Officials at WG&L have been blissfully clueless, apparently believing that this site would somehow escape scrutiny. They have failed to plan properly, and now they want money from a fund that received a third of the MEAG money. In yesterday’s city commission meeting, commissioner Bob Langstaff outlined an idea to use those funds for a “deal closing” fund that would ostensibly be used to help lure industry to Albany instead. Honestly, that’s a much better use for the funds than to funnel them into an entity that seems to believe they exist outside of governmental boundaries.
WG&L is a special case. Many see it as an independent entity. However, that was a recent case. For most of the utility’s existence, it answered to the city commission just like the police department, the fire department, Parks & Recreation, and any other body in Albany does. However, in the 1970’s, that began to change. WG&L became a behemoth that answered to no one.
At yesterday’s meeting, commissioner Tommie Postell recounted a story of an official stating that he would work with city manager James Taylor, but not with any future manager. Postell was understandably incensed. After all, as Postell argued, where does any employee get off telling those he’s supposed to answer to what he will and won’t do?
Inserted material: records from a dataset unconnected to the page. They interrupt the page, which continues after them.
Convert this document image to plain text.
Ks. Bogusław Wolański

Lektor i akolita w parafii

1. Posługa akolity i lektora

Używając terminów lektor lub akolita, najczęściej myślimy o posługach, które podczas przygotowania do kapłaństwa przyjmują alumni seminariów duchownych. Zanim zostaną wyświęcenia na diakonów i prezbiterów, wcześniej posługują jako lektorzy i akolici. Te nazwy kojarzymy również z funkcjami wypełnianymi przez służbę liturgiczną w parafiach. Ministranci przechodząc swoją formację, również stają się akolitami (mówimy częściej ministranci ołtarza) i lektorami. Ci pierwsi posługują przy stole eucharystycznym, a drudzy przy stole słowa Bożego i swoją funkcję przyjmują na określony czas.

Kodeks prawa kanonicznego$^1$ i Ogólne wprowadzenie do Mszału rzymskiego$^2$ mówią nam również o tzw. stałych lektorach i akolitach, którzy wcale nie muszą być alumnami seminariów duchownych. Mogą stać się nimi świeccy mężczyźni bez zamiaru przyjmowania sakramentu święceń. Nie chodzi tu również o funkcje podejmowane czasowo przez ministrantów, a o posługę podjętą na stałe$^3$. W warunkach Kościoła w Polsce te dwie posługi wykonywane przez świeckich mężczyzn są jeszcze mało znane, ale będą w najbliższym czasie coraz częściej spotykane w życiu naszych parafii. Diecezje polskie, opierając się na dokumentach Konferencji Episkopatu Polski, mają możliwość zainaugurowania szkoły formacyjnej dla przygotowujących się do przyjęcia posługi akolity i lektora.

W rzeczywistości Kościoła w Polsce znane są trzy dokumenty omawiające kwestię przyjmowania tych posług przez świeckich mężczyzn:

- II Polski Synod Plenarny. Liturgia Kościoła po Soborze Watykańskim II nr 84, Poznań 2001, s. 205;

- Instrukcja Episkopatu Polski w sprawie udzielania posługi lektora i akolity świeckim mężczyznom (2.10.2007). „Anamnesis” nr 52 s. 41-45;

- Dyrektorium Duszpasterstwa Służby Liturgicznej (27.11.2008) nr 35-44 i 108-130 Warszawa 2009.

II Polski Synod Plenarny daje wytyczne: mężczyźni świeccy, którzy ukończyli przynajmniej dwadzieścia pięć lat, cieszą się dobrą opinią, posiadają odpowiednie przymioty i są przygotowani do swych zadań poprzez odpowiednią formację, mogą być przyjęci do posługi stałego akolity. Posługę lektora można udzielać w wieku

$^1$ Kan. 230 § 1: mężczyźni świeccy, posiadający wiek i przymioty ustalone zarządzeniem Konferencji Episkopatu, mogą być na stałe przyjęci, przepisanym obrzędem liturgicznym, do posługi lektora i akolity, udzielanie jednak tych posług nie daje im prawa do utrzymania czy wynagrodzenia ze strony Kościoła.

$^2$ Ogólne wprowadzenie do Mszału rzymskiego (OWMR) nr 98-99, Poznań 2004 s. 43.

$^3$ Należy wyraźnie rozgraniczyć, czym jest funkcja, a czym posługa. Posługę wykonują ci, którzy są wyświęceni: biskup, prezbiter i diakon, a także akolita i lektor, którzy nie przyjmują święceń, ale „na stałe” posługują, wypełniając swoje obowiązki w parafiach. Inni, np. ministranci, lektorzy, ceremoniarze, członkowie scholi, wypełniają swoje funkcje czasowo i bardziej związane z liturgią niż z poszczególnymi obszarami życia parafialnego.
The truth of the matter is, it’s time that WG&L gets reigned in. There is no reason for the autonomy that WG&L seems to enjoy. While they are clearly the best positioned to made decisions on rates and things of that nature, they are still a part of the City of Albany, and our leaders have an obligation to the taxpayers to make sure things are managed properly.
With that in mind, it is the editorial position of The Albany Journal to support commissioner Langstaff’s proposal that WG&L’s general manager be hired and fired by the city manager, and that the city commission have to approve the utility’s annual budget. We elect our commissioners, in part, to hold city departments accountable. WG&L is one that isn’t, and that desperately needs to change.
If James Taylor is able to hire and fire the general manager, then it becomes clear who that general manager answers to. There would be no discussion of who he will and won’t work with, it will simply be what it is. One must work with their supervisor after all, and that should cut down on much of the drama on that front.
By the commission approving the budget, our elected officials can provide proper oversight by insuring that best practices are being used. Perhaps WG&L should look at self insuring like the city does, or perhaps not. It should clearly be a matter for our elected officials to decide.
I support commissioner Langstaff’s position, and it is my hope that the rest of the commission will as well. It’s ridiculous that things were allowed to get like they currently are. It would be even more ridiculous to allow them to continue.